Według niej, Gajda “bez zgody rodziców wchodził z kampanią wyborczą do szkół, rozdając plakaty i kolorowanki ze swoim wizerunkiem”. “W gabinecie prezesa znajdowała się mapa jego okręgu wyborczego. Pan prezes w ogóle się nie krępował” – dodała posłanka.
Co na to były prezes WFOŚiGW?
Były prezes WFOŚiGW w Gdańsku podkreślił w poniedziałek w rozmowie z PAP, że wielokrotnie odnosił się do zarzutów wydatkowania środków publicznych na cele kampanii wyborczej.

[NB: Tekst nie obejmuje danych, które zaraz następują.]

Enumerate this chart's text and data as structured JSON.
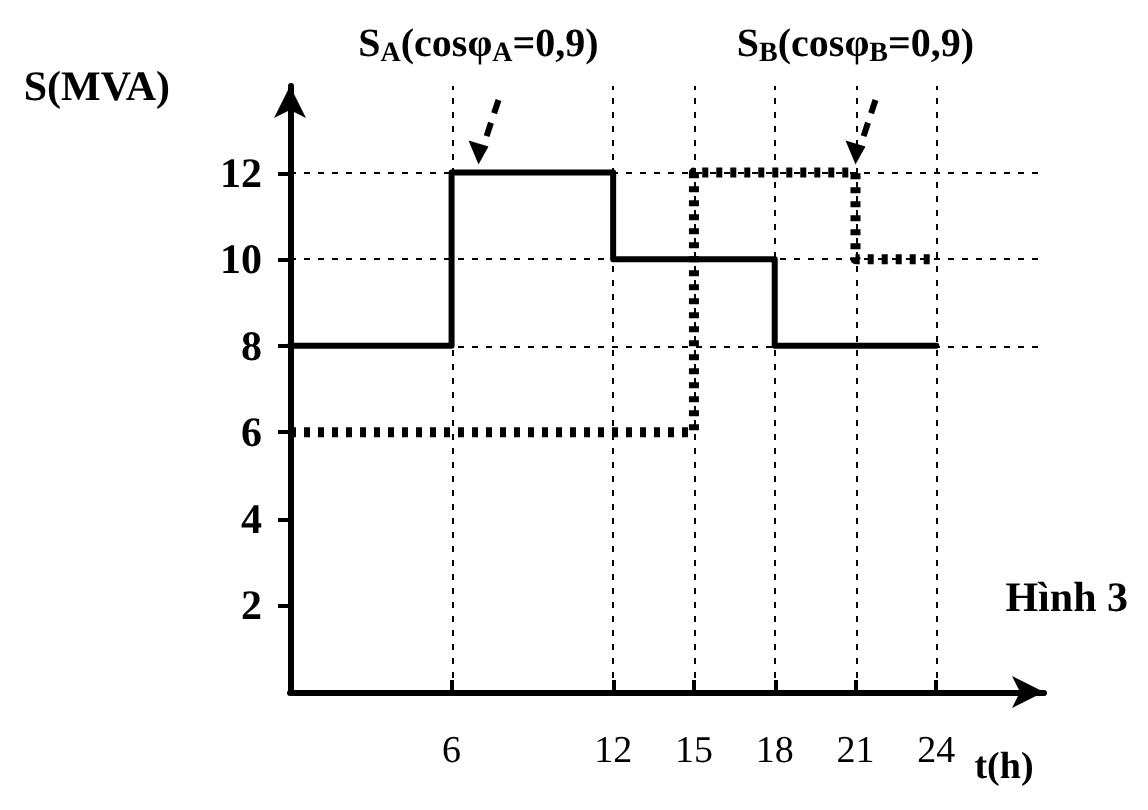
{
  "chart_data": {
    "type": "step",
    "xlabel": "t(h)",
    "ylabel": "S(MVA)",
    "xlim": [
      0,
      28
    ],
    "ylim": [
      0,
      14
    ],
    "xticks": [
      6,
      12,
      15,
      18,
      21,
      24
    ],
    "yticks": [
      2,
      4,
      6,
      8,
      10,
      12
    ],
    "grid": false,
    "legend": false,
    "marker": "none",
    "series": [
      {
        "name": "S$_{A}$(cosφ$_{A}$=0,9)",
        "color": "#000000",
        "line_style": "solid",
        "x": [
          0,
          6,
          12,
          18,
          24
        ],
        "values": [
          8,
          12,
          10,
          8,
          8
        ]
      },
      {
        "name": "S$_{B}$(cosφ$_{B}$=0,9)",
        "color": "#000000",
        "line_style": "dotted",
        "x": [
          0,
          15,
          21,
          24
        ],
        "values": [
          6,
          12,
          10,
          10
        ]
      }
    ],
    "ref_lines": [
      {
        "axis": "y",
        "value": 12,
        "line_style": "dotted",
        "color": "#000000"
      },
      {
        "axis": "y",
        "value": 10,
        "line_style": "dotted",
        "color": "#000000"
      },
      {
        "axis": "y",
        "value": 8,
        "line_style": "dotted",
        "color": "#000000"
      },
      {
        "axis": "x",
        "value": 6,
        "line_style": "dotted",
        "color": "#000000"
      },
      {
        "axis": "x",
        "value": 12,
        "line_style": "dotted",
        "color": "#000000"
      },
      {
        "axis": "x",
        "value": 15,
        "line_style": "dotted",
        "color": "#000000"
      },
      {
        "axis": "x",
        "value": 18,
        "line_style": "dotted",
        "color": "#000000"
      },
      {
        "axis": "x",
        "value": 21,
        "line_style": "dotted",
        "color": "#000000"
      },
      {
        "axis": "x",
        "value": 24,
        "line_style": "dotted",
        "color": "#000000"
      }
    ],
    "annotations": [
      "Hình 3"
    ]
  }
}
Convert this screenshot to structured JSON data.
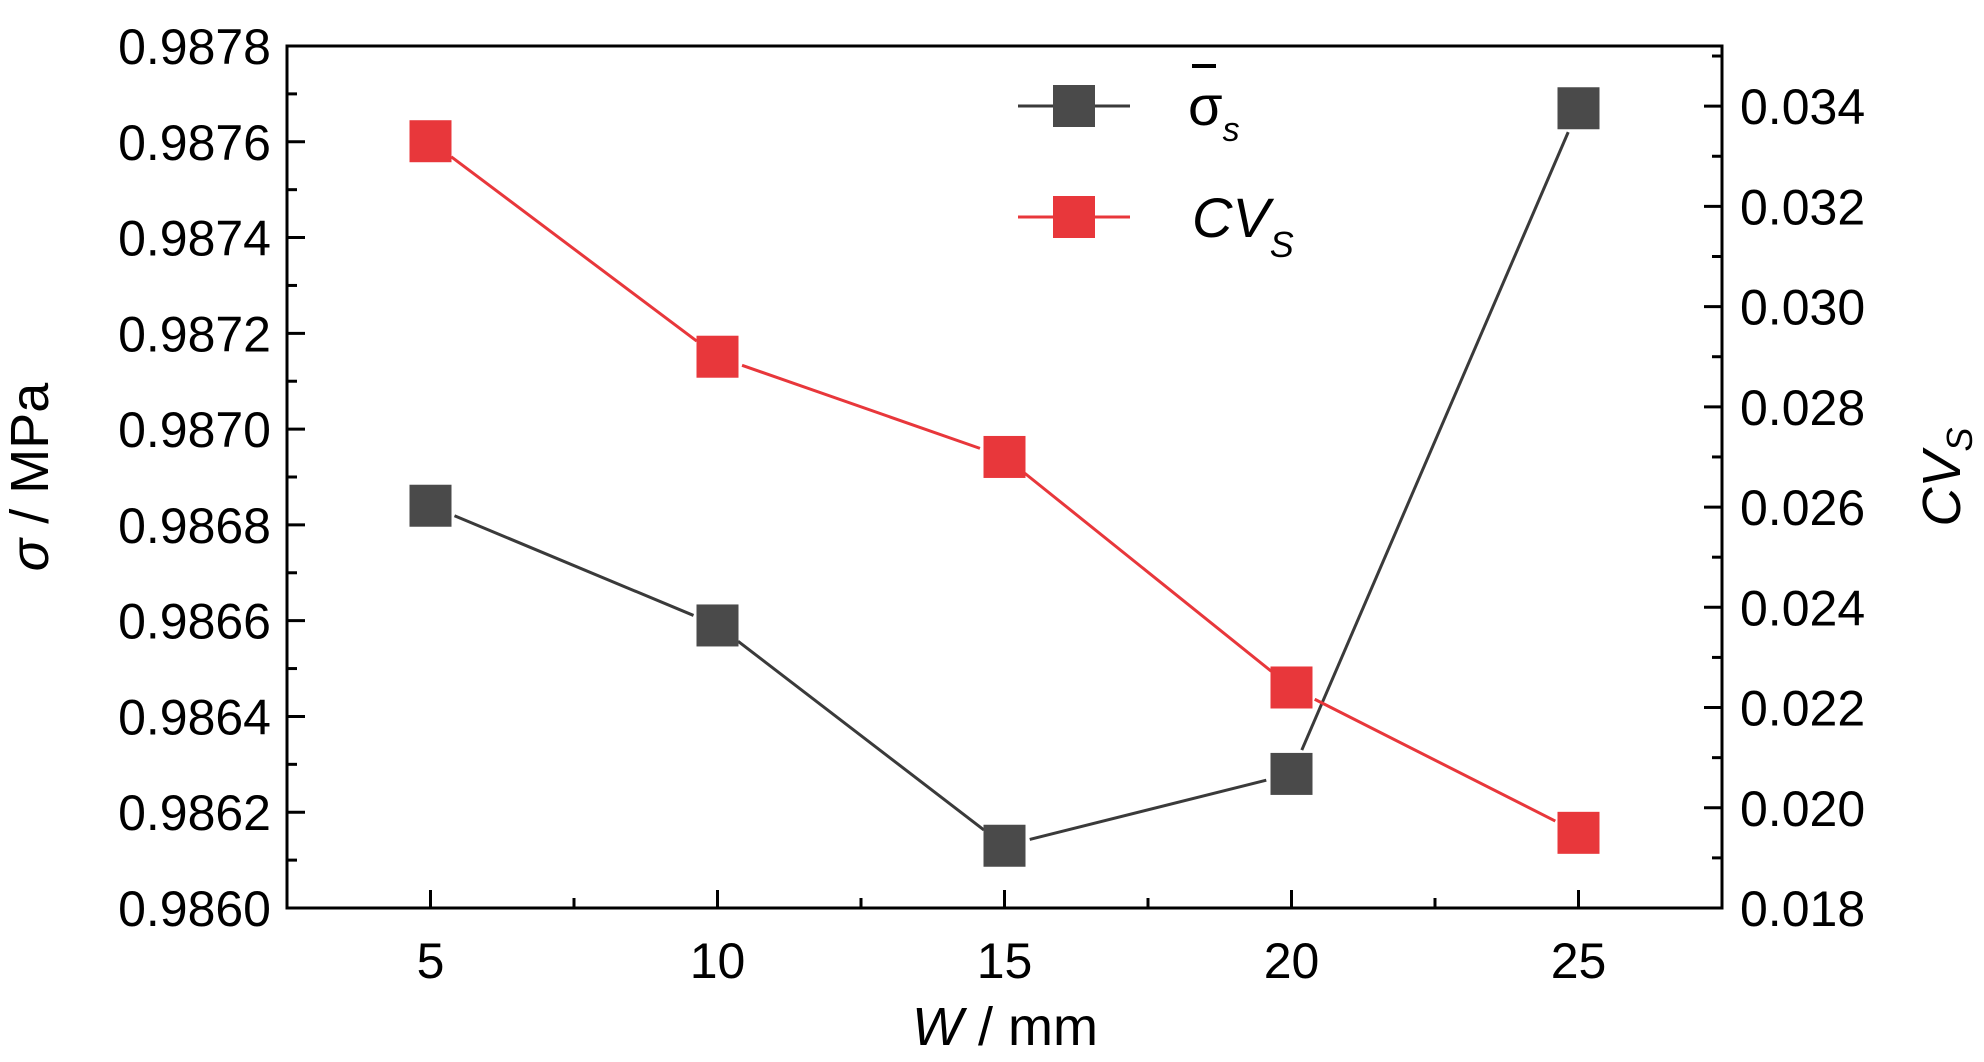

„Wszystkie wydatki funduszu, za czasów kiedy byłem jego prezesem, były dokonywane zgodnie z prawem i na cele związane z działalnością funduszu. Celem wszystkich działań informacyjnych była po pierwsze promocja programów prowadzonych przez fundusz, a także działań związanych z ochroną środowiska” – zaznaczył.
Gajda stwierdził, że posłanka Pomaska po raz kolejny znieważa go publicznie. „Przyznam szczerze, że zaczynam mieć tego dość. Wiem, że immunitet, chroni ją również przed odpowiedzialnością cywilną, ale przyjrzę się temu co powiedziała i rozważę podjęcie kroków prawnych” – oznajmił.